D’un mouvement rapide comme l’éclair elle se pencha et mit un b****r sur sa main. Il en eut un choc dont la violence l’épuisa, et il pleura à son tour, balbutiant :
– Si vous aviez eu confiance en moi, comme nous aurions été heureux !
Elle se redressa, son émotion n’existait plus.
– Jamais, prononça-t-elle froidement, je ne vous ai trompé, monsieur le duc. Si j’accepte votre pardon avec reconnaissance, c’est que j’ai été votre malheur, mais cela, en dehors de ma volonté et malgré moi.
Pour la seconde fois, le malade ferma les yeux.
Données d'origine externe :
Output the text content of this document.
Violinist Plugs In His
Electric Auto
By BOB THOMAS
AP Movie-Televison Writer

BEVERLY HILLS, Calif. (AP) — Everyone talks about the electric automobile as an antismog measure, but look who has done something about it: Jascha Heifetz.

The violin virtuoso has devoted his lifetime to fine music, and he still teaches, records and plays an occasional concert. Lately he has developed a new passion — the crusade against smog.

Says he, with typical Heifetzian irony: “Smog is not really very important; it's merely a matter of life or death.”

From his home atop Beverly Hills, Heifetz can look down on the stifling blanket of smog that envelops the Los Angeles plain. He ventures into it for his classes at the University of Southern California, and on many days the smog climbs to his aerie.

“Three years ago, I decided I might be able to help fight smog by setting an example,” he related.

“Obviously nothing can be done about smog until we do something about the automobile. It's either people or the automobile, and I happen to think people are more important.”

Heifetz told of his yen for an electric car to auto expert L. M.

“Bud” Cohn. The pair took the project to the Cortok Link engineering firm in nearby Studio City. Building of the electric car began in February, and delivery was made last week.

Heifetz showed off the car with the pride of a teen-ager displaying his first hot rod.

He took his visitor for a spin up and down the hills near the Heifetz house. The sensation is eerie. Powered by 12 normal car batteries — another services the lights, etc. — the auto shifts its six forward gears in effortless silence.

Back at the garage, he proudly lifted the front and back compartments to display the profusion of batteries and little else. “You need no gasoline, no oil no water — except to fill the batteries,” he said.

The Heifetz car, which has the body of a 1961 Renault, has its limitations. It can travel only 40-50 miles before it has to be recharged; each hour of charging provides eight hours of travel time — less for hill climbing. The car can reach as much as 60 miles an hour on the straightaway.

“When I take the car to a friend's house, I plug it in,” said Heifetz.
Au bout d’un instant, il demanda :
– Mon fils est-il vivant ?
– Oui, dit-elle.
– Et le vôtre ?
– Oui.
C’était le même mot, mais l’accent était si différent que M. de Clare retomba tout au fond de sa mortelle tristesse. Il dit :
– Je pourvoirai au sort de votre fils, madame.
– Je ne vous ai rien demandé, répondit-elle.
– C’est vrai, vous êtes fière pour lui. Celui-là, vous l’aimez, mais l’autre… Mon fils est condamné. Il n’a jamais eu de père, et il n’aura pas de mère, Angèle ! Angèle ! je vous hais et je vous maudis !
Angèle ne pleurait plus, mais sa belle tête pensive s’inclinait.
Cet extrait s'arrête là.